O narrador, que agora é mais velho que seus avós, é o único que ainda se lembra de seus familiares. Ele sonha com elas e se lembra delas. Eles próprios prefeririam não fazer isso, porque então se sentiriam responsabilizados por alguém que escapou do mundo deles. Mas como não havia mais ninguém, eles o convidaram para a "foto de família" de qualquer maneira.

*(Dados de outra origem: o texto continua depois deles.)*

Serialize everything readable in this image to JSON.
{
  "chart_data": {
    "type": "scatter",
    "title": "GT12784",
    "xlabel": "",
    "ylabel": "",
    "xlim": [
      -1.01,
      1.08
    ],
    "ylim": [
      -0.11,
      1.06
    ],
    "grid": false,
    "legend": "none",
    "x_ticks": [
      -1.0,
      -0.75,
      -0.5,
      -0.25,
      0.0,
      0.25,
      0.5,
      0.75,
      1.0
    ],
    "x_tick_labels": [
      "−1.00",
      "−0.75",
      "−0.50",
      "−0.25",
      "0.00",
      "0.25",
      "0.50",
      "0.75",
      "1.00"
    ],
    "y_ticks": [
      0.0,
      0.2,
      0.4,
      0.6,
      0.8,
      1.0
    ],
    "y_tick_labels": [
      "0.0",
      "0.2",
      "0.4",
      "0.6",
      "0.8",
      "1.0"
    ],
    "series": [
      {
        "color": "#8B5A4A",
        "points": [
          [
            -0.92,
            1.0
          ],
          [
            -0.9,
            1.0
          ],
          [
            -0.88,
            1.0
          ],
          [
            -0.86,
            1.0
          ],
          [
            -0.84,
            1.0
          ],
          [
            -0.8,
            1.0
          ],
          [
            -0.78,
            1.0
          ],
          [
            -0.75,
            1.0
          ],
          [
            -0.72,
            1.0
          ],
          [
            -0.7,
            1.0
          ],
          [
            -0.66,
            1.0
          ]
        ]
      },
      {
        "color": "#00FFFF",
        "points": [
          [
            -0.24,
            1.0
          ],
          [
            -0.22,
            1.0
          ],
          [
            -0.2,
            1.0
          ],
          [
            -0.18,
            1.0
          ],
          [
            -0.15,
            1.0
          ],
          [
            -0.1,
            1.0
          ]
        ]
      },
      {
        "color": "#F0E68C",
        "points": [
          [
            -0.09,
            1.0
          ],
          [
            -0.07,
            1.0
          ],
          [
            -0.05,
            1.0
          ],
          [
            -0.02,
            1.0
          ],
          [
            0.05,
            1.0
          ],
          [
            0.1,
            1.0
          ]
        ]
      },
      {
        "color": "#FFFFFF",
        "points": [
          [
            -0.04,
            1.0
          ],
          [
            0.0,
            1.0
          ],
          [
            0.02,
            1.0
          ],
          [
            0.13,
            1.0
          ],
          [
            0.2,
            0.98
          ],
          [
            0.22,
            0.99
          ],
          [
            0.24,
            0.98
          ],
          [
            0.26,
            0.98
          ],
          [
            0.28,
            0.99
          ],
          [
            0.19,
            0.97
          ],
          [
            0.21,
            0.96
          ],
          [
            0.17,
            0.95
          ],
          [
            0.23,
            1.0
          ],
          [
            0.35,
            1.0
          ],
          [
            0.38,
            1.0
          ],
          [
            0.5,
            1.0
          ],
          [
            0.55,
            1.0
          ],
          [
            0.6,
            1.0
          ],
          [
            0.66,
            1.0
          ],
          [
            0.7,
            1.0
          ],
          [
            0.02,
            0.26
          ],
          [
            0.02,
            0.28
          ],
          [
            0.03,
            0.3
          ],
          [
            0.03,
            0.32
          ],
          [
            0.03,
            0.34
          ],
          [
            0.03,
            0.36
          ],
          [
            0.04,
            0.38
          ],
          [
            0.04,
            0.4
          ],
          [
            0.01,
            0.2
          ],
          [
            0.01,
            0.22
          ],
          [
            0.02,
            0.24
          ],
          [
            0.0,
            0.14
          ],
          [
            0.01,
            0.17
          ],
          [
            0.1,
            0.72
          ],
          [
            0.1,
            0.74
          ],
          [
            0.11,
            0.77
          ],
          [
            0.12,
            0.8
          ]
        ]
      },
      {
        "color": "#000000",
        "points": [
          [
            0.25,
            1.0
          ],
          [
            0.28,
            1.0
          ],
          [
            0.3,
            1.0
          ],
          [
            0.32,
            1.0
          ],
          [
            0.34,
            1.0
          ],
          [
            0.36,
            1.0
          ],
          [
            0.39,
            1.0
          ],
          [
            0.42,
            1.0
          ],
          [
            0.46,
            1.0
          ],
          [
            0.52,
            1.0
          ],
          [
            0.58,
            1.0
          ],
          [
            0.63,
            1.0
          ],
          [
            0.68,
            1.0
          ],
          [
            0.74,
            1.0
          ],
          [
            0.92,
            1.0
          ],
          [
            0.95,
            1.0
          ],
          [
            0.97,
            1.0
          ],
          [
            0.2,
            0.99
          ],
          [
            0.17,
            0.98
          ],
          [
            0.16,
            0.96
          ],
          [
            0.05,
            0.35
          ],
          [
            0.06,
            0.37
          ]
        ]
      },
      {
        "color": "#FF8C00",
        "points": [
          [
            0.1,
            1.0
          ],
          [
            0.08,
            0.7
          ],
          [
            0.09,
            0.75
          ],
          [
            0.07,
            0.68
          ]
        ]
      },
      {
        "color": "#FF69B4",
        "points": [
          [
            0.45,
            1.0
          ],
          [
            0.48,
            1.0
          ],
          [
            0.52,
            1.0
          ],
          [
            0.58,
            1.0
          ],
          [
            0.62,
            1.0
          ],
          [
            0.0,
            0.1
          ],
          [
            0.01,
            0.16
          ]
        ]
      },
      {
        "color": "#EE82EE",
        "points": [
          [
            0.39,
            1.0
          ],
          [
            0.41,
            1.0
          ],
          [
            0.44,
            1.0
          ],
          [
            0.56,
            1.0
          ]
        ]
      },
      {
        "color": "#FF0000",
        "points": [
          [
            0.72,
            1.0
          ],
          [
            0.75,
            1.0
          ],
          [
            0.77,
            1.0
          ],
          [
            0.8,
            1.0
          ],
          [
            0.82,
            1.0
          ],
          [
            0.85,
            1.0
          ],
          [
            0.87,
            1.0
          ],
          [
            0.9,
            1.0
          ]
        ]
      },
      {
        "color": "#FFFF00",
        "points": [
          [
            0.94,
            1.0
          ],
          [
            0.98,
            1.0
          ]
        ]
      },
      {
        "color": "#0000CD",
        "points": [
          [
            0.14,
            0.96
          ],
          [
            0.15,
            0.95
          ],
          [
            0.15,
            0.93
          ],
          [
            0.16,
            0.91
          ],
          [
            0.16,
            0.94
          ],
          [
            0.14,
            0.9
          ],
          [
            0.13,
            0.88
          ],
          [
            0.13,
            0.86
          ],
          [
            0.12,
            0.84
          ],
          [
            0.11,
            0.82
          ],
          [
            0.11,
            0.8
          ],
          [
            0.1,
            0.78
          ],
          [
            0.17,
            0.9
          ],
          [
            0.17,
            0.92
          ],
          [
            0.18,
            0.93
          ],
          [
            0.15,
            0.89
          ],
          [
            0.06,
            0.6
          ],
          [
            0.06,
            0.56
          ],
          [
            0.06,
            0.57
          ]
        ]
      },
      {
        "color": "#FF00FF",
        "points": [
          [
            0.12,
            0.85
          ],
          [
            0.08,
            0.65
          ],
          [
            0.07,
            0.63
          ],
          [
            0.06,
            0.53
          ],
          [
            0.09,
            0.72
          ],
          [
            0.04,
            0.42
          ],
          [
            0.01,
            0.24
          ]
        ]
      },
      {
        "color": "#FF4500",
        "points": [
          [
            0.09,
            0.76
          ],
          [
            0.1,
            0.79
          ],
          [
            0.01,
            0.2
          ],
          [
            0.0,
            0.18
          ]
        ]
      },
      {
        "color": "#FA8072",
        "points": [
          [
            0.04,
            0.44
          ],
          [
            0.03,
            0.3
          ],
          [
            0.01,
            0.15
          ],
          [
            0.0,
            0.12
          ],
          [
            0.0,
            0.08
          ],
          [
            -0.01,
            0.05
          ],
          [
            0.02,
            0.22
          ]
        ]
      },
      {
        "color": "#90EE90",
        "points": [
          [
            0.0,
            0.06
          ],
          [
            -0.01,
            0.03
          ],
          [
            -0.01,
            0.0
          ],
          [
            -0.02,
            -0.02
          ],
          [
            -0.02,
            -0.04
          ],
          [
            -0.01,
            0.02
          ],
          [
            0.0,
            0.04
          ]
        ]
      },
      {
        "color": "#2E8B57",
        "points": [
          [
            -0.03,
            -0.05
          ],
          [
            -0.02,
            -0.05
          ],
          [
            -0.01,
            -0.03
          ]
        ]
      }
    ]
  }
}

Sua mãe solteira deve então engravidar dele. Não de um esloveno, mas de um soldado alemão, o inimigo, que ela nunca mais viu depois daquela noite. Seu filho é o futuro narrador, que sempre se sentirá um estranho. Não é à toa que ele fala alemão diferente dos seus parentes. Ou como sua mãe diz quando se reencontram após sua morte: “Meu filho, que jamais pertenceria à nossa família, ao nosso clã, você, órfão de pai, que busca um substituto, apoio e luz em seus ancestrais.”
Os austro-eslovenos se autodenominam um povo sofredor. O avô não vê nada de trágico nisso. “A tragédia exige que você tenha tomado uma atitude”, diz ele. E isso nunca foi o caso. Em vez disso, deveríamos falar de antitrágico. Naquele momento, de repente, vi aquela procissão de crianças judias passando a caminho da escola e percebi quão grande era a tragédia delas. Também porque quase ninguém os defendeu.